Apology to those who know where this comes from - I'm in a pessimistic mood right now. And I wish I could open myself with words, so confident in the face of both lovers and strangers, very much like the way Stephanie Klein does. Someone please tear my heart out and force me to walk away, and then I will be fine.


Friday, February 03, 2006

Bored...

Hmm... kinda addicted to BlogThings at the mo.. somehow really bored and restless. FINALLY submitted out application for Wilmslow Park! High time.. got woken up by Enn Yong this morning - apparently the direct debit form does not apply for the deposit and we had to go there in person. Gaaah they couldn've easily told us yesterday, missed my rare gym slot. Oh well, anyway we've got an appartment facing Hathersage Road, thankfully away from Oxford Road and the construction going on facing Rusholme. I'm Room D, sandwiched between Wan Phing and JJ. Gonna be interesting, at any rate. Enn Swan listens to R'nB and ballads, Enn Yong hip hop and rap, JJ indie rock and classical, Wan Phing rock I suppose. =) Anyway another random BlogThing, one marginally more interesting than How Scary Are You or What's Your Porn Star Name (heh)...

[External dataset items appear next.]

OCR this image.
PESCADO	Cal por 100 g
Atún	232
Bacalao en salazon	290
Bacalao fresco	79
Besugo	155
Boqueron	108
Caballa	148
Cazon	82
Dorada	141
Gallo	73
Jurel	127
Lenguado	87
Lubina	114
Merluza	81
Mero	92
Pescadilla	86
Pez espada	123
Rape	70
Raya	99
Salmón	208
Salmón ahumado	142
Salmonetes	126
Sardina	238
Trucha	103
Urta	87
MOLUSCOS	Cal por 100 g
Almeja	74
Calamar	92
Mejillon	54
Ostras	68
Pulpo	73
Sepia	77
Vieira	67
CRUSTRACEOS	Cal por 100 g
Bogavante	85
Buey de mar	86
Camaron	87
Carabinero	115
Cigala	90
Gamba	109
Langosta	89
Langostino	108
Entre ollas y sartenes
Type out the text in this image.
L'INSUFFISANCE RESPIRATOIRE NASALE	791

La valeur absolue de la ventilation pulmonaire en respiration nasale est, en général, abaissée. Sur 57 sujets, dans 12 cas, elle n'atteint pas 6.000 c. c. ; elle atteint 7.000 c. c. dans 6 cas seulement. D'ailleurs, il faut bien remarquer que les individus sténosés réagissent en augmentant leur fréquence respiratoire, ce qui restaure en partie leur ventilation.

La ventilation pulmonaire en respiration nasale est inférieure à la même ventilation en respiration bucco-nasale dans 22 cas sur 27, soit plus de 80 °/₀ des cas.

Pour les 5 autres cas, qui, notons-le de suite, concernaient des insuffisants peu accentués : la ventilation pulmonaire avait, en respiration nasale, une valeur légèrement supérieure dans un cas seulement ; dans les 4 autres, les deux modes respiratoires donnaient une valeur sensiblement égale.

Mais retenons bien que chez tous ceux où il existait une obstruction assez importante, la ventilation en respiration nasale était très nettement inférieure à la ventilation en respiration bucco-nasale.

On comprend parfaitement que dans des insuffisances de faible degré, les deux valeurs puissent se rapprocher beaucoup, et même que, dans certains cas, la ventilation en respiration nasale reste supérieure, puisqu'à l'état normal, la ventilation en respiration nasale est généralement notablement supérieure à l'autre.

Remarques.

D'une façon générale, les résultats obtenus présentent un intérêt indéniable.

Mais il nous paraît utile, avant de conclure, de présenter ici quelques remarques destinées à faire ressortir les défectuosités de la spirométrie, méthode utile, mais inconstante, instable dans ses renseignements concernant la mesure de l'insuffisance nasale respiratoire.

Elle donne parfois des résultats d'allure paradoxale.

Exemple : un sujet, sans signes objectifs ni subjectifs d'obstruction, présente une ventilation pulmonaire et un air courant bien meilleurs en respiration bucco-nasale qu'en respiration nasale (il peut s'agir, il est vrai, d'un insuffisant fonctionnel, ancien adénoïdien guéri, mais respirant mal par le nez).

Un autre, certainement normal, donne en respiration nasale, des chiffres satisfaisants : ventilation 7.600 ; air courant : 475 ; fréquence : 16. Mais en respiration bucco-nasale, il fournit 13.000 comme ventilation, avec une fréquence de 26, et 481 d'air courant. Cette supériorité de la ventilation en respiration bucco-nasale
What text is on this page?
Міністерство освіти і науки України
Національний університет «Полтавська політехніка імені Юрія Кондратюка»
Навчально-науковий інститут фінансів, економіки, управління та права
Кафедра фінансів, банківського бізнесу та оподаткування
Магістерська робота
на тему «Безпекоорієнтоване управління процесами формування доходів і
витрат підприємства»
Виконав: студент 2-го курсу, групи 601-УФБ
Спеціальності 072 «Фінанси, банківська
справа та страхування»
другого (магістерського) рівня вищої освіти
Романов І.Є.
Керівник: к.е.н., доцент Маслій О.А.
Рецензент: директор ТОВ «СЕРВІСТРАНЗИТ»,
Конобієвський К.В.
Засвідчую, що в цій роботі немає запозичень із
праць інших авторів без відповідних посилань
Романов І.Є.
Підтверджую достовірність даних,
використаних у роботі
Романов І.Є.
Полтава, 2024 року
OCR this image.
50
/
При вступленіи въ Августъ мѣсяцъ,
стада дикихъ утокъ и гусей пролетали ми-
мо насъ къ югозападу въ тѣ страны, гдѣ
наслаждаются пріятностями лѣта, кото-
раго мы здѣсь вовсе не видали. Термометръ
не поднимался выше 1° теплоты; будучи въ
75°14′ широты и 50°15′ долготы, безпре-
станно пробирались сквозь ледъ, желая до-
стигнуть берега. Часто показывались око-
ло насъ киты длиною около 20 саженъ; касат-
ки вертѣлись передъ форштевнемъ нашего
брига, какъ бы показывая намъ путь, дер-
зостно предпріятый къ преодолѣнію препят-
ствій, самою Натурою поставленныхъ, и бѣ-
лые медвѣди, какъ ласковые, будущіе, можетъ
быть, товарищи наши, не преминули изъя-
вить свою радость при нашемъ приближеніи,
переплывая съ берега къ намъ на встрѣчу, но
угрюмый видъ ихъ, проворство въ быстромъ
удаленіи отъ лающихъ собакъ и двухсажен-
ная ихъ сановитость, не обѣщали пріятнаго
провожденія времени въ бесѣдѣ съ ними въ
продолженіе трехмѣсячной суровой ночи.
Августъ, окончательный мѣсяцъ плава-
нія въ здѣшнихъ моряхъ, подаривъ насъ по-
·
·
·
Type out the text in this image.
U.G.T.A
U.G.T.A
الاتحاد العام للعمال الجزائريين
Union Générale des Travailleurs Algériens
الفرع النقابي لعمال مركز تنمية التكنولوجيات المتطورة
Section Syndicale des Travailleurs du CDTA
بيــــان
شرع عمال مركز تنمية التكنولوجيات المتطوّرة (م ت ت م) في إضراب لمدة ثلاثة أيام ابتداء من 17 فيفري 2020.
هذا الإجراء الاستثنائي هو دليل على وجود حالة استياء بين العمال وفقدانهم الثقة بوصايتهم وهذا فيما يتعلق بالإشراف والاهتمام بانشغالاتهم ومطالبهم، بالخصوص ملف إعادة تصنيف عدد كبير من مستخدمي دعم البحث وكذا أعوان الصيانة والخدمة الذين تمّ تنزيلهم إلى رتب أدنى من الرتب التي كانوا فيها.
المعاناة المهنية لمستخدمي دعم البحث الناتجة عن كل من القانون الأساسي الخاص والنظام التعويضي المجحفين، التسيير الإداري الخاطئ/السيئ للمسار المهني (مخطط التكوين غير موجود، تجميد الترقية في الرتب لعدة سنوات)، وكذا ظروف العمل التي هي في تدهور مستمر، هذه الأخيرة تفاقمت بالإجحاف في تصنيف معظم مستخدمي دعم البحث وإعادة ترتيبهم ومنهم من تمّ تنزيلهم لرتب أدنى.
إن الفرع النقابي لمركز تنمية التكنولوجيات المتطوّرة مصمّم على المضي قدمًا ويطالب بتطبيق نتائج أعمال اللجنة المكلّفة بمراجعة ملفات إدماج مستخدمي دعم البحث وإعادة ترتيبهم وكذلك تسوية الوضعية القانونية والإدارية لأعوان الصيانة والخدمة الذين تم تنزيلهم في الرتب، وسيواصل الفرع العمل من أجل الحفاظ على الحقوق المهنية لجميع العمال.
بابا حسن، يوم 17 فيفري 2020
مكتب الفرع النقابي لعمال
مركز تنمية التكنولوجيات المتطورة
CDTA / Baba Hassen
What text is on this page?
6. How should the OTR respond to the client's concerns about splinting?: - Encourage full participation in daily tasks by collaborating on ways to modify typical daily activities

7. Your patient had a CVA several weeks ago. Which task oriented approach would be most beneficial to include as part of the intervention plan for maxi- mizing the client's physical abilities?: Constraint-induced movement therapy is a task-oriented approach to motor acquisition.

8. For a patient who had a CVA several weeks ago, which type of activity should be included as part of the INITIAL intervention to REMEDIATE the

Your Five Factor Personality Profile

Extroversion:

You have high extroversion.
You are outgoing and engaging, with both strangers and friends.
You truly enjoy being with people and bring energy into any situation.
Enthusiastic and fun, you're the first to say "let's go!"

Conscientiousness:

You have medium conscientiousness.
You're generally good at balancing work and play.
When you need to buckle down, you can usually get tasks done.
But you've been known to goof off when you know you can get away with it.

Agreeableness:

You have high agreeableness.
You are easy to get along with, and you value harmony highly.
Helpful and generous, you are willing to compromise with almost anyone.
You give people the benefit of the doubt and don't mind giving someone a second chance.

Neuroticism:

You have low neuroticism.
You are very emotionally stable and mentally together.
Only the greatest setbacks upset you, and you bounce back quickly.
Overall, you are typically calm and relaxed - making others feel secure.

Openness to experience:

Your openness to new experiences is high.
In life, you tend to be an early adopter of all new things and ideas.
You'll try almost anything interesting, and you're constantly pushing your own limits.
A great connoisseir of art and beauty, you can find the positive side of almost anything.